Sandia epoxy adheres to temperature change

A researcher team at the US Department of Energy’s Sandia National Laboratories have developed a removable epoxy adhesive that makes bonding and detaching parts a matter of temperature change.

A Sandia National Laboratories research team, led by scientist Jim Aubert, has developed a removable epoxy adhesive that makes bonding and detaching parts a matter of temperature change.

‘Our approach to a removable adhesive relies on the use of a reversible chemistry that breaks apart the adhesive at elevated temperatures, resulting in low adhesive molecular weight and low bond strength,’ said Aubert.

No other adhesive with the strong bonding characteristics of an epoxy is said to have the capability of melting and losing its bonding capability at high temperatures and then rebonding when the temperature is lowered.

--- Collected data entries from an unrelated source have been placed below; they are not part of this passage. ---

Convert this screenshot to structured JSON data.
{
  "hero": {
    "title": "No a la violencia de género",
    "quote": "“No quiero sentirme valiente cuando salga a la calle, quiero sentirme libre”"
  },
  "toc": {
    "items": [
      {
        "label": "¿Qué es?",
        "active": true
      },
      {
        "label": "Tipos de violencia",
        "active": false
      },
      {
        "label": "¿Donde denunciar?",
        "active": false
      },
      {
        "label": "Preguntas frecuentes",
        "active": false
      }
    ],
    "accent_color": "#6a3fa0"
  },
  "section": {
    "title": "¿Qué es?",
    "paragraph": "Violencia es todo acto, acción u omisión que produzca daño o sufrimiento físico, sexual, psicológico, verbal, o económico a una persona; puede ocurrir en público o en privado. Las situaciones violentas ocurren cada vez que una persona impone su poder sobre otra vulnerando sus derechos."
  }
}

Conventional adhesives become soft at high temperatures, but do not melt and do not lose their ability to bond. Thus, to detach two objects, they must be pried apart, which can cause damage.

The bond in the Sandia adhesive is said to break at 90 to 130 degrees Centigrade depending on the formulation. Minimal force is then required to separate the pieces at this heated state. The adhesive will rebond between room temperature and 60 degrees Centigrade.

Aubert notes, however, that this rebonding capability is finite. The adhesive will retain the ability to bond and unbond a number of times but will at some point become nonremovable.

The relatively low debonding temperature reportedly makes for versatile component assembly, easier and cheaper component repair, easy upgrading, and simplified dismantling and recycling. It also allows for upgrading as new technology becomes available or rebuilding if any defects are discovered after deployment or during the original manufacturing.

‘Normally, no thought is given to disassembly after bonding parts with an epoxy,’ Aubert said. ‘Yet disassembly is becoming an increasingly important aspect of manufacturing as we become more concerned with the cradle-to-grave aspect of materials for environmental and economic reasons.’

For example, future weapon systems are planned that can be taken apart periodically for repair and upgrades. Removable adhesives are critical for this type of component disassembly and reassembly.

Aubert said the new adhesive might also be useful for components that need to be put together, tested, and then taken apart for analysis.

The unheated adhesive looks and feels like a large rubber band and can be prepared in any size and thickness. For bonding, it is cut to match objects being attached, applied to one surface, and melted.

The bond is made by bringing the melted adhesive into contact with the other surface and curing it between room temperature and 60 degrees Centigrade. The adhesive then can be removed at 90 to 130 degrees Centigrade, with the adhesive liquefying at different temperatures for different formulations.